Aveva sparato! Il folle aveva premuto il grilletto e mirato a casaccio. L'aria era invasa di fumo e c'era un odore acre che dava alla testa. Le orecchie fischiavano. Guardò prima Barbara poi il proprio corpo. Un leggero dolore risaliva dal polpaccio. Il proiettile aveva centrato il bordo di un'anta dell'armadio. Scoprì un'insignificante scheggia di legno conficcata nella carne. In un altro frangente si sarebbe rotolato per terra come un uomo che stia per morire, ma ora l'adrenalina impediva al dolore di ramificarsi nel corpo. Benché silenziato, lo sparo echeggiava ancora come se fosse stato appena detonato.
Impossibile che non lo avessero udito. E invece i carabinieri sostavano placidi sotto le luci dei lampioni...
“Spogliatevi” ordinò, abbrancando i polsi di Barbara e tirandola su in piedi. Lei si mise a singhiozzare, scuotendo il capo in segno di dissenso. Un ceffone la fece ripiombare sulla poltrona. “Brutto bastardo!” inveì Paolo, ma era in evidente minoranza, e d'altronde avrebbe solo saputo farsi ammazzare, senza portare alcun aiuto alla sua donna.
Gli andò incontro con la pistola spianata. “Fai quello che ti ho detto. Voglio vedere un porno”. E ridacchiò con aria sadica.
All'improvviso squillò il campanello. Si trovavano impantanati in un bel dilemma. Ma il capobranco reagiva d'istinto. “Chiedi chi è ed apri solo se lo conosci” e mentre gli spiegava cosa fare trascinava Barbara con la canna della pistola alla tempia. Sussurrò una velata minaccia: “Se non ubbidisci invece di un porno vedrai un horror...”.
Erano i dirimpettai. Si assicuravano se tutto andasse bene. Ma benone! Possibile che non distinguessero uno sparo dal fragile alibi di un vaso piombato a terra? Ma anche lui lì in diretta aveva frainteso ciò che era accaduto, forse perché esulava da ogni loro esperienza mai vissuta in precedenza. “Allora tutto a posto” ripeteva con voce atona il tonto della porta accanto che non gli era mai sembrato brillare di intelligenza.
Sentiva le gambe molli ed un bisogno incongruo di dormire. Probabilmente lo scambiarono per ubriaco. Solo in lei si accese lo spirito di osservazione. “Oh, ti esce del sangue” ed indicava con espressione meravigliata i pantaloni macchiati. Se ne andarono.

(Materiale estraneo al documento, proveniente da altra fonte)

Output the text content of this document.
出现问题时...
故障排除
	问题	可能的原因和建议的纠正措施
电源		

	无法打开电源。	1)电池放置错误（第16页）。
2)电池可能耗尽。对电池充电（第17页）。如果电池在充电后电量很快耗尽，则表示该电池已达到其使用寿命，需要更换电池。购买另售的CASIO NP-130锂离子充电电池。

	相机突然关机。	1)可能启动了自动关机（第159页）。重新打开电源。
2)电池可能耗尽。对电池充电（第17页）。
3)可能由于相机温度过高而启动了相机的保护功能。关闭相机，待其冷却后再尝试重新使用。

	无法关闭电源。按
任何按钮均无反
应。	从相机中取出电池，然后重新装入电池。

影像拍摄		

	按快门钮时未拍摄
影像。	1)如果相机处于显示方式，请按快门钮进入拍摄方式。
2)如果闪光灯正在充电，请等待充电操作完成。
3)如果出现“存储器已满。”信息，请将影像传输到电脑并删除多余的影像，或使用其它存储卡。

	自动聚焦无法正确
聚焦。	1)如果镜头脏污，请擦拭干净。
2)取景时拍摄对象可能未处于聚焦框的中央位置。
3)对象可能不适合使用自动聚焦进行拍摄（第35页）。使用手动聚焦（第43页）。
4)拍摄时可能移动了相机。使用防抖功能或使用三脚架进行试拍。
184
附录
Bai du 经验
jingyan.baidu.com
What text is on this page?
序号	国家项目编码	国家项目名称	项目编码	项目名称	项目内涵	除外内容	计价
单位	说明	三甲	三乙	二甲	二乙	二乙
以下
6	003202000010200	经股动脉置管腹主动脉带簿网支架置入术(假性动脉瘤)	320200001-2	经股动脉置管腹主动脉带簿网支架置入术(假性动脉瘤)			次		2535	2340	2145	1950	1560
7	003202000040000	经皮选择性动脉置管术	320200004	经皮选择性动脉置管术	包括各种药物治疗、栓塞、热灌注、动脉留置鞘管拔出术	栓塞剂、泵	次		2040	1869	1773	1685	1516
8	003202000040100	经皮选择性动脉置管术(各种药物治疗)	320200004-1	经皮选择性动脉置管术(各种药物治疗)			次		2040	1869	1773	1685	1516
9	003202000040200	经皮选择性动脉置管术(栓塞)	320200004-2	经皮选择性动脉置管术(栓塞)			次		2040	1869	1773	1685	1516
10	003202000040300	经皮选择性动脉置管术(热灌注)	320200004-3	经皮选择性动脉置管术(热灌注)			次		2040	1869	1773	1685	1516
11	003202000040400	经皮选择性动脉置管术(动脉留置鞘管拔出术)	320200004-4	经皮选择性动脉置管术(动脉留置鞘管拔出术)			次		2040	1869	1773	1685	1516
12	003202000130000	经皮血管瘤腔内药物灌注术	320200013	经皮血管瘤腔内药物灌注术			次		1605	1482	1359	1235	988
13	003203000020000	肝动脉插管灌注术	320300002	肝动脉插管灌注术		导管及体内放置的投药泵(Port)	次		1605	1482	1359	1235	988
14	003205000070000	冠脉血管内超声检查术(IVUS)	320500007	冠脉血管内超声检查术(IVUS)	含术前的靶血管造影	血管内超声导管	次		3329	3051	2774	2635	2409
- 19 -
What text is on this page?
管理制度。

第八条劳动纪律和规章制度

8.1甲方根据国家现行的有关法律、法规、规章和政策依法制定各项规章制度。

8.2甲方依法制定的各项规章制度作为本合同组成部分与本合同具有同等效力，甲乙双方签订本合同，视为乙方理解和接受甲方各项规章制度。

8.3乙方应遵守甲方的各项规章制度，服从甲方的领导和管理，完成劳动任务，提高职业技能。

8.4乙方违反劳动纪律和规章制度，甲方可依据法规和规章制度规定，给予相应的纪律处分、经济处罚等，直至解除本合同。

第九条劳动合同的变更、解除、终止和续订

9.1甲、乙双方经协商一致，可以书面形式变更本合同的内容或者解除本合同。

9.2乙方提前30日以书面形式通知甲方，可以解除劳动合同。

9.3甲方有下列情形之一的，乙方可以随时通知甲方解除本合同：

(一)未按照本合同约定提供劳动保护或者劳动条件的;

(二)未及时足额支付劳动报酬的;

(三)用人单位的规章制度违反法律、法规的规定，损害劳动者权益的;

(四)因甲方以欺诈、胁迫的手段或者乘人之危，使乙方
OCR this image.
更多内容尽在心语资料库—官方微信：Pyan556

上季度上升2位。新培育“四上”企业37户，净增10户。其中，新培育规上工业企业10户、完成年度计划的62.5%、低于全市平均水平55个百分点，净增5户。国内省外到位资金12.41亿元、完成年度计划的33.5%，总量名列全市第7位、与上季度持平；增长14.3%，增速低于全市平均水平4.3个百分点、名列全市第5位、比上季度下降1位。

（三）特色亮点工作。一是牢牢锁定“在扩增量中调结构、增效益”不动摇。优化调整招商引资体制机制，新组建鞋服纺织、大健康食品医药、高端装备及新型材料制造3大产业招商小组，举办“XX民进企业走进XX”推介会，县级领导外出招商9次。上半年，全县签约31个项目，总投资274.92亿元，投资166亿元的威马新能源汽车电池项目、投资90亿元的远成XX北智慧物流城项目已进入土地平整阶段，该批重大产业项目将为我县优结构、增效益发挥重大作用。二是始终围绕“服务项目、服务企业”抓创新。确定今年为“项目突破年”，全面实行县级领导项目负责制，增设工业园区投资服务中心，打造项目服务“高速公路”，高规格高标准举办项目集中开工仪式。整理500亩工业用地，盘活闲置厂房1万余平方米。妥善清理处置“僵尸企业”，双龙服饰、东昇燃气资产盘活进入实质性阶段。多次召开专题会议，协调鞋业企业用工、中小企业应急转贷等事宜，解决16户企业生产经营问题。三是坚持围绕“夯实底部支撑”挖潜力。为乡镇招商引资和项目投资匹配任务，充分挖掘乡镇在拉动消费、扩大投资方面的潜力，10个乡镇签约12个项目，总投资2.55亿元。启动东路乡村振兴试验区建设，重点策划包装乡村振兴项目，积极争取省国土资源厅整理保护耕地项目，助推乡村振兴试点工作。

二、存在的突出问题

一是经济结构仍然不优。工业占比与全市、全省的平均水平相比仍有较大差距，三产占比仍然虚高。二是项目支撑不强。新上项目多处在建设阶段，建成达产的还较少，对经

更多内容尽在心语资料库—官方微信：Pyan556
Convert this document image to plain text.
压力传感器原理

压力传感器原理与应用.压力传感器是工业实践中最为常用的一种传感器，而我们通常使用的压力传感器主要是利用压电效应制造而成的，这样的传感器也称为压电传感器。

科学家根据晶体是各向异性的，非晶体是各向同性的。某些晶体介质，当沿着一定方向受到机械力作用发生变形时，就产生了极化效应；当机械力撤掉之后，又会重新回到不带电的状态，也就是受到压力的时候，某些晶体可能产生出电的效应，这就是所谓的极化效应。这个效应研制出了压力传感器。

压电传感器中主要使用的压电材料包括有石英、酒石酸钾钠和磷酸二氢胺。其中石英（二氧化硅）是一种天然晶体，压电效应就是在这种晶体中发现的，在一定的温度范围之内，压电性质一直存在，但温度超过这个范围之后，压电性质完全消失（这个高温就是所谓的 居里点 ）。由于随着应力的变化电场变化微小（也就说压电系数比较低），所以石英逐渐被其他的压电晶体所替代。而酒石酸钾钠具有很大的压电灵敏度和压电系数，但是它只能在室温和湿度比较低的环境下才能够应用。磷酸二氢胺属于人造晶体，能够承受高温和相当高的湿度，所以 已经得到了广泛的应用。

La lascivia del gruppo si scatenò non appena la camicetta fu strappata e il seno libero si eresse in tutta la sua matura abbondanza, guardando fieramente in su, sodo e sensuale. Un coro di commenti e di sibili velenosi ammorbò l'aria come il respiro di una belva acquattata nelle tenebre. Né lui né Barbara spiccavano dalla massa o possedevano qualità fisiche tali da farli oggetto di concupiscenza. Eppure osservò sua moglie con sguardo tormentosamente consapevole quando dietro la feroce minaccia del maniaco terminò di spogliarsi esibendo il suo corpo al vaglio della loro lussuria famelica.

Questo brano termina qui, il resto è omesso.